Работали на молотилке одни женщины.
Мужиков в деревне не было почти вовсе. Был пятидесятый год. Кто-то погиб на войне, а еще некоторых забрали по пятьдесят восьмой статье.
(Я сама, когда ездила в фольклорные и диалектологические экспедиции, много спрашивала об этом. Времена тогда были перестроечные, и мне многие деревенские доверчиво рассказывали: из тех, кто ушел воевать, некоторые вернулись, порой искалеченные, иногда даже и с целыми ногами-руками, – но вот из ушедших по 58-й статье не вернулся просто никто. Не было у них заступников во МХАТе.)
И вот по утрам за мамой, двенадцати лет, и за хозяйскими парнем и девчонкой заезжал на телеге Ликарий Ильич Козлов, четырнадцати лет, и всех отвозил на молотилку. Пока дед с бабкой и с бабой Лелей стреляли по вальдшнепам, мамочка «молотила». Ей выдавали фартук и платок, которым надо было замотать шею и все лицо, оставив только глаза, – пыль и мякина летели страшно, попадая в рот и в нос.
Мама рассказывает:
«Помню, как было удушливо жарко и очень громко от работы молотилки, как пот ручьями стекал под платьем».
Но она была в рабочем энтузиазме и трудилась даже лучше местных девчонок и женщин.

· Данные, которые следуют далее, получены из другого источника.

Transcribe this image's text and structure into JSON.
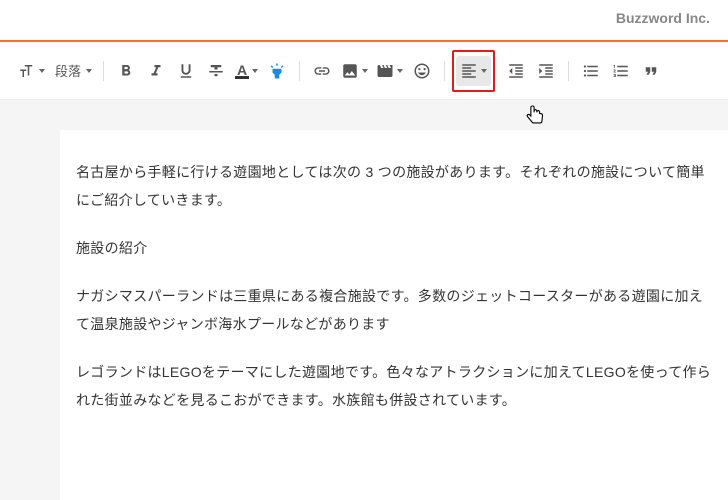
{
  "brand": "Buzzword Inc.",
  "toolbar": {
    "paragraph_label": "段落"
  },
  "content": {
    "p1": "名古屋から手軽に行ける遊園地としては次の 3 つの施設があります。それぞれの施設について簡単にご紹介していきます。",
    "p2": "施設の紹介",
    "p3": "ナガシマスパーランドは三重県にある複合施設です。多数のジェットコースターがある遊園に加えて温泉施設やジャンボ海水プールなどがあります",
    "p4": "レゴランドはLEGOをテーマにした遊園地です。色々なアトラクションに加えてLEGOを使って作られた街並みなどを見るこおができます。水族館も併設されています。"
  }
}
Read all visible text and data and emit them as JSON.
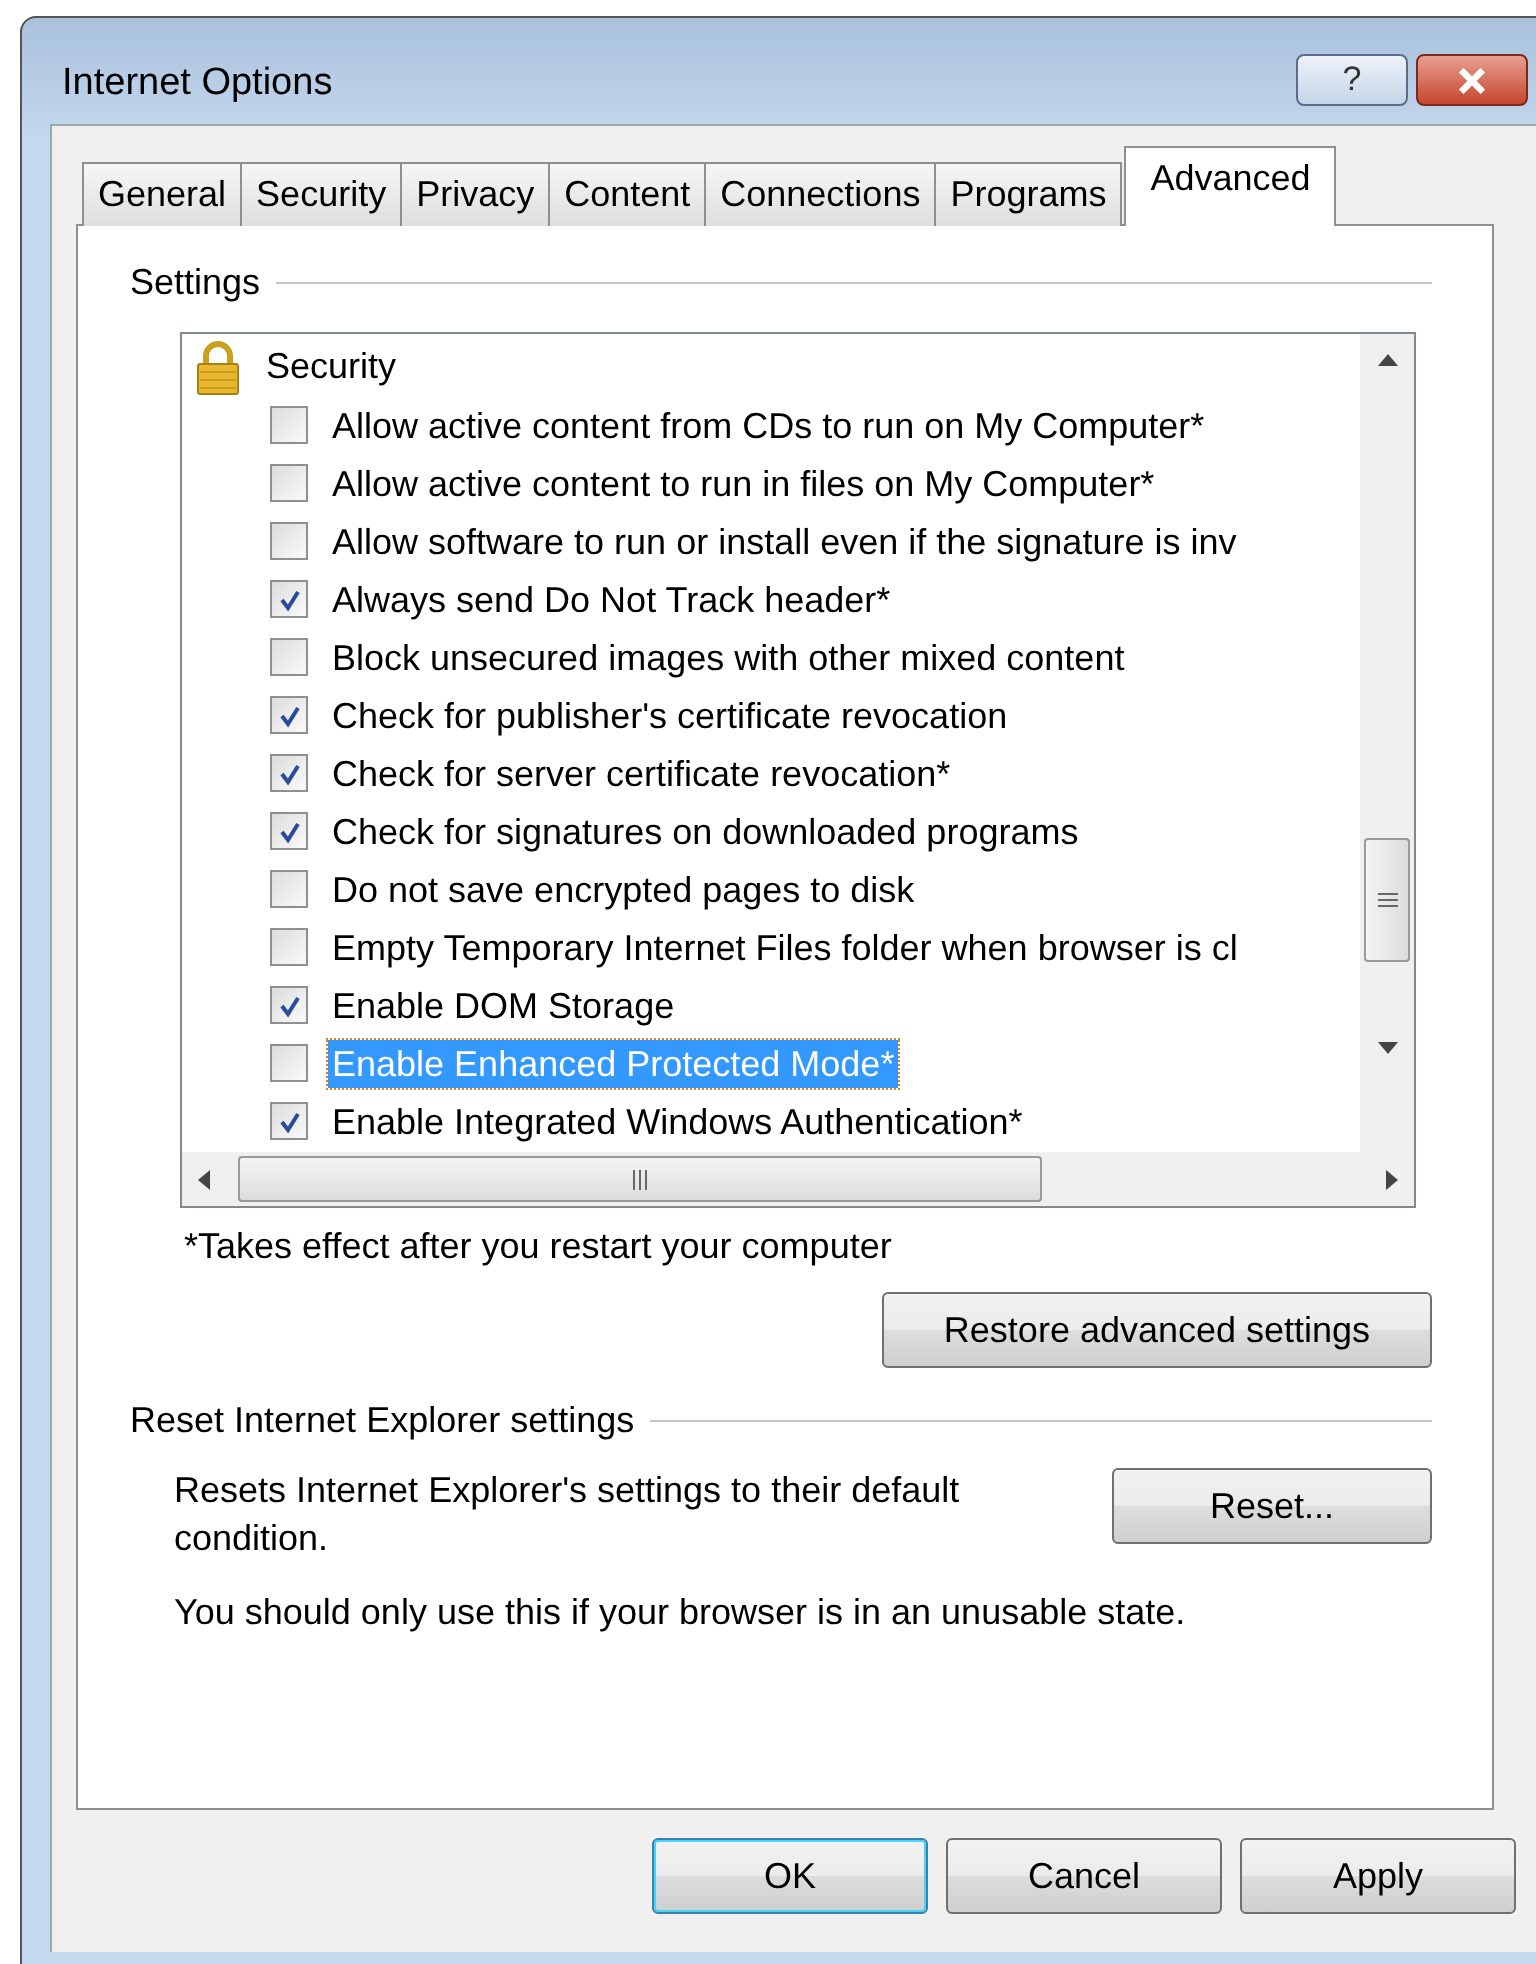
{
  "window": {
    "title": "Internet Options"
  },
  "title_buttons": [
    {
      "kind": "help",
      "label": "?"
    },
    {
      "kind": "close"
    }
  ],
  "tabs": [
    {
      "label": "General",
      "selected": false
    },
    {
      "label": "Security",
      "selected": false
    },
    {
      "label": "Privacy",
      "selected": false
    },
    {
      "label": "Content",
      "selected": false
    },
    {
      "label": "Connections",
      "selected": false
    },
    {
      "label": "Programs",
      "selected": false
    },
    {
      "label": "Advanced",
      "selected": true
    }
  ],
  "settings": {
    "legend": "Settings",
    "tree": [
      {
        "label": "Security",
        "children": [
          {
            "label": "Allow active content from CDs to run on My Computer*",
            "checked": false,
            "selected": false
          },
          {
            "label": "Allow active content to run in files on My Computer*",
            "checked": false,
            "selected": false
          },
          {
            "label": "Allow software to run or install even if the signature is inv",
            "checked": false,
            "selected": false
          },
          {
            "label": "Always send Do Not Track header*",
            "checked": true,
            "selected": false
          },
          {
            "label": "Block unsecured images with other mixed content",
            "checked": false,
            "selected": false
          },
          {
            "label": "Check for publisher's certificate revocation",
            "checked": true,
            "selected": false
          },
          {
            "label": "Check for server certificate revocation*",
            "checked": true,
            "selected": false
          },
          {
            "label": "Check for signatures on downloaded programs",
            "checked": true,
            "selected": false
          },
          {
            "label": "Do not save encrypted pages to disk",
            "checked": false,
            "selected": false
          },
          {
            "label": "Empty Temporary Internet Files folder when browser is cl",
            "checked": false,
            "selected": false
          },
          {
            "label": "Enable DOM Storage",
            "checked": true,
            "selected": false
          },
          {
            "label": "Enable Enhanced Protected Mode*",
            "checked": false,
            "selected": true
          },
          {
            "label": "Enable Integrated Windows Authentication*",
            "checked": true,
            "selected": false
          }
        ]
      }
    ],
    "note": "*Takes effect after you restart your computer",
    "restore_button": "Restore advanced settings"
  },
  "reset": {
    "legend": "Reset Internet Explorer settings",
    "description": "Resets Internet Explorer's settings to their default condition.",
    "button": "Reset...",
    "warning": "You should only use this if your browser is in an unusable state."
  },
  "buttons": [
    {
      "label": "OK",
      "default": true
    },
    {
      "label": "Cancel",
      "default": false
    },
    {
      "label": "Apply",
      "default": false
    }
  ]
}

Приехала тогда бригада журналистов из местной газеты, мамочку, очень хорошенькую, сразу заметили и стали снимать. Но усталый и симпатичный председатель сказал, улыбаясь и гладя мамочку по запеленутой платком голове: «Ребята, эта девочка очень хорошая, – но не наша, она просто помогает». И для передовицы сфотографировали другую, тоже очень красивую девчонку тех же лет. Та не три дня работала, а все лето, наверное.
Потом Ликарка отвозил всех домой. Кто-то лежал в изнеможении на дне телеги и смотрел на звезды, а может, спал, – а мама без умолку болтала с возницей. Ликарий Ильич влюбился совершенно отчаянно.
Звал замуж. Они обменялись адресами.
Вечером, после ужина с рябчиками и вальдшнепами, сваренными с картошкой и луком, хозяйские уходили спать, и мама, ужасно довольная и усталая, взбивала сенник и тоже засыпала, приткнувшись к стене и оставив место для тети Лели.
Но взрослые еще долго бодрствовали при свечке, потому что Елена Александровна, сидя рядом со спящей мамой на сеннике и уставившись неподвижно перед собой в темноту, вполголоса, бесконечно рассказывала слушающим из соседней клетушки баб-Васильке и деду Санчо про только что пережитое, про этап, про лагерь, про тысячи чудовищных вещей, про жестокости и кошмар, про хороших людей, которые и [там] встречались, про ужас и мерзость – и про островки порядочности и высоты духа, которые есть везде. Они говорили почти шепотом, никто не записывал, и мама до сих пор жалеет, что она дрыхла на сеннике здоровым и заслуженным сном молотильщицы, и все, о чем говорила тетя, знает только по поздним и осторожным пересказам баб-Васильки в годы, когда мама сама всем этим заинтересовалась.